(In the following we suppose that $X$ is a smooth variety over an algebraically closed field $k$ (in particular smooth $\iff$ regular). Here a variety is an integral separated scheme of finite type.)
I am currently reading through a paper, where the author is making the following statement:
Let $Z$ be a smooth closed subvariety of $X$ of codimension $p$. Choose a finite affine open covering $U_\alpha$ of $X$ and a regular sequence $f_{\alpha 1}, \dots, f_{\alpha p} \in \mathcal O_X(U_\alpha)$ such that $Z \cap U_\alpha$ is defined by the ideal $(f_{\alpha 1}, \dots, f_{\alpha p})$. We may assume that $Z \cap U_\alpha$ is irreducible.
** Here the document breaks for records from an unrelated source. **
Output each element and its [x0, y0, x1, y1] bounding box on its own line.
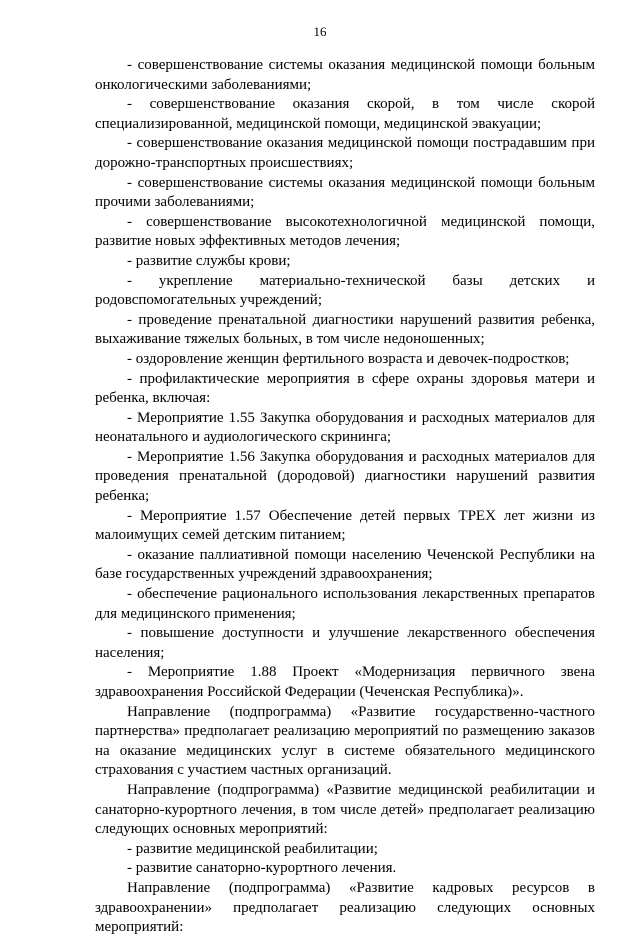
paragraph: - совершенствование оказания медицинской помощи пострадавшим при дорожно-транспортных происшествиях;: [95, 135, 595, 171]
paragraph: - Мероприятие 1.88 Проект «Модернизация первичного звена здравоохранения Российской Федерации (Чеченская Республика)».: [95, 664, 595, 700]
paragraph: - совершенствование системы оказания медицинской помощи больным онкологическими заболеваниями;: [95, 57, 595, 93]
paragraph: - Мероприятие 1.55 Закупка оборудования и расходных материалов для неонатального и аудиологического скрининга;: [95, 409, 595, 446]
page-number: 16: [313, 24, 327, 39]
paragraph: - Мероприятие 1.57 Обеспечение детей первых ТРЕХ лет жизни из малоимущих семей детским питанием;: [95, 507, 595, 544]
paragraph: - оказание паллиативной помощи населению Чеченской Республики на базе государственных учреждений здравоохранения;: [95, 546, 595, 583]
paragraph: Направление (подпрограмма) «Развитие кадровых ресурсов в здравоохранении» предполагает реализацию следующих основных мероприятий:: [95, 879, 595, 936]
paragraph: - развитие медицинской реабилитации;: [127, 840, 378, 857]
paragraph: - повышение доступности и улучшение лекарственного обеспечения населения;: [95, 625, 595, 661]
paragraph: - проведение пренатальной диагностики нарушений развития ребенка, выхаживание тяжелых больных, в том числе недоношенных;: [95, 311, 595, 348]
paragraph: - оздоровление женщин фертильного возраста и девочек-подростков;: [127, 350, 570, 367]
paragraph: - совершенствование системы оказания медицинской помощи больным прочими заболеваниями;: [95, 174, 595, 211]
paragraph: - развитие санаторно-курортного лечения.: [127, 860, 397, 877]
paragraph: - обеспечение рационального использования лекарственных препаратов для медицинского применения;: [95, 586, 595, 622]
paragraph: - профилактические мероприятия в сфере охраны здоровья матери и ребенка, включая:: [95, 370, 595, 407]
document-body: [95, 56, 595, 938]
paragraph: Направление (подпрограмма) «Развитие государственно-частного партнерства» предполагает реализацию мероприятий по размещению заказов на оказание медицинских услуг в системе обязательного медицинского страхования с участием частных организаций.: [95, 703, 595, 779]
paragraph: - совершенствование оказания скорой, в том числе скорой специализированной, медицинской помощи, медицинской эвакуации;: [95, 96, 595, 132]
paragraph: - Мероприятие 1.56 Закупка оборудования и расходных материалов для проведения пренатальной (дородовой) диагностики нарушений развития ребенка;: [95, 448, 595, 505]
paragraph: - совершенствование высокотехнологичной медицинской помощи, развитие новых эффективных методов лечения;: [95, 213, 595, 250]
paragraph: - развитие службы крови;: [127, 252, 291, 269]
paragraph: - укрепление материально-технической базы детских и родовспомогательных учреждений;: [95, 272, 595, 309]
paragraph: Направление (подпрограмма) «Развитие медицинской реабилитации и санаторно-курортного лечения, в том числе детей» предполагает реализацию следующих основных мероприятий:: [95, 781, 595, 838]
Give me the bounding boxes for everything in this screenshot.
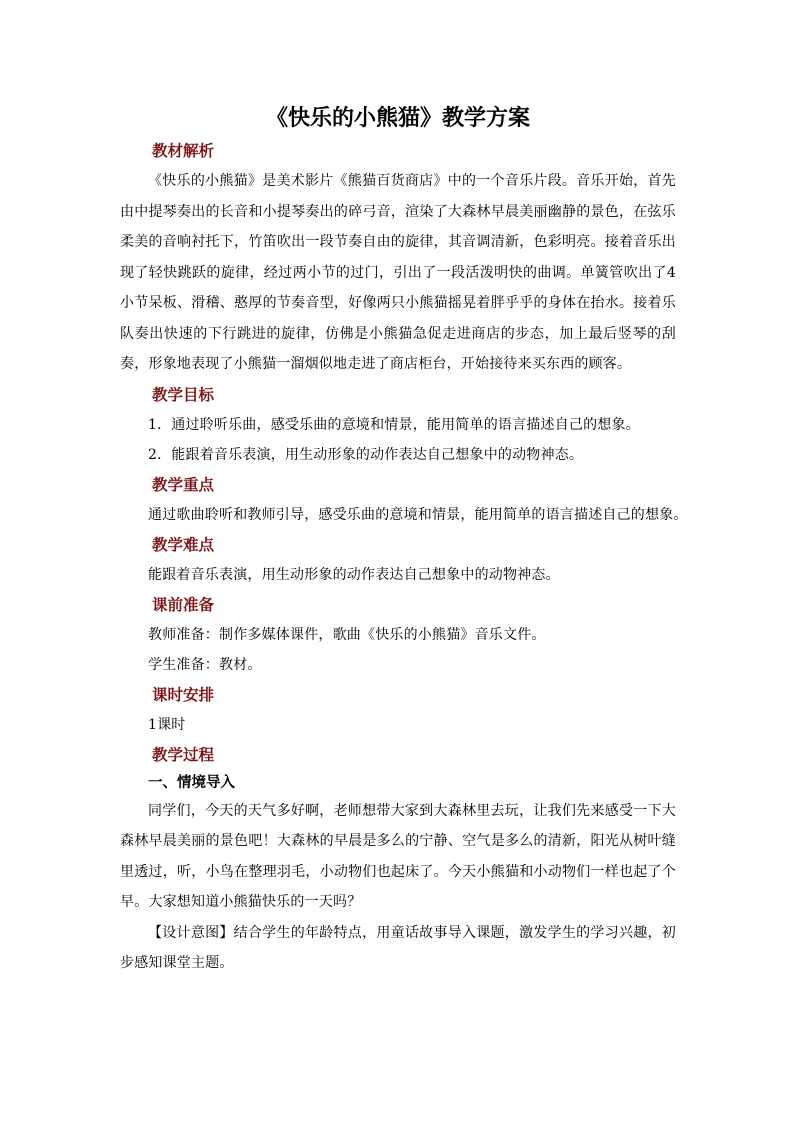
- difficulties-text: 能跟着音乐表演，用生动形象的动作表达自己想象中的动物神态。: [148, 566, 560, 583]
- section-heading-difficulties: 教学难点: [152, 534, 215, 554]
- analysis-paragraph: 《快乐的小熊猫》是美术影片《熊猫百货商店》中的一个音乐片段。音乐开始，首先由中提琴奏出的长音和小提琴奏出的碎弓音，渲染了大森林早晨美丽幽静的景色，在弦乐柔美的音响衬托下，竹笛吹出一段节奏自由的旋律，其音调清新，色彩明亮。接着音乐出现了轻快跳跃的旋律，经过两小节的过门，引出了一段活泼明快的曲调。单簧管吹出了4小节呆板、滑稽、憨厚的节奏音型，好像两只小熊猫摇晃着胖乎乎的身体在抬水。接着乐队奏出快速的下行跳进的旋律，仿佛是小熊猫急促走进商店的步态，加上最后竖琴的刮奏，形象地表现了小熊猫一溜烟似地走进了商店柜台，开始接待来买东西的顾客。: [120, 173, 676, 372]
- process-step1-paragraph: 同学们，今天的天气多好啊，老师想带大家到大森林里去玩，让我们先来感受一下大森林早晨美丽的景色吧！大森林的早晨是多么的宁静、空气是多么的清新，阳光从树叶缝里透过，听，小鸟在整理羽毛，小动物们也起床了。今天小熊猫和小动物们一样也起了个早。大家想知道小熊猫快乐的一天吗？: [120, 802, 676, 910]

I am wondering about the last sentence. First of all, $Z \cap U_\alpha$ doesn't have to be irreducible. However I don't see how we can reduce to that case while at the same time keeping the property of having the regular sequence. Maybe I'm not seeing something obvious here.
Can anybody help out maybe? Thanks in advance!
Best Answer
This is presented perhaps a little out of order - the aside about irreducibility maybe is more natural to prove first. First we show that given any covering, one may find a refinement with $U_\alpha$ affine and $U_\alpha\cap Z$ irreducible, then we show that one may find appropriate regular sequences (after perhaps refining our covering).
An important point is that for smooth varieties, irreducible components are connected components. So as $Z$ has finitely many irreducible/connected components there's a finite covering of $X$ by open sets so that each open set only intersects one component of $Z$: if $Z=\bigcup Z_i$, then $\hat{Z}_i := X\setminus \left(\bigcup_{i\neq j} Z_i\right)$ is such an open cover. By taking common refinements with the $\hat{Z}_i$, any finite open cover may be assumed to only intersect each component of $Z$ once. From here, we may further refine this cover by taking a finite affine open cover of each $\hat{Z}_i$, so we are in the situation of having an affine open cover of $X$ so that each set in our covering intersects at most one irreducible component of $Z$. Now as any open subset of an irreducible variety is irreducible, we see that $U_\alpha\cap Z = U_\alpha\cap Z_i$ is also irreducible.
Now we deal with the regular sequence. The point here is that on any scheme, an irreducible closed subscheme of codimension $p$ may not be cut out by regular sequence of the right length, but this is true on the level of stalks (by definition of regularity, essentially). So we can pick an affine covering of our scheme so that this is true on each element of the cover. Now we're done.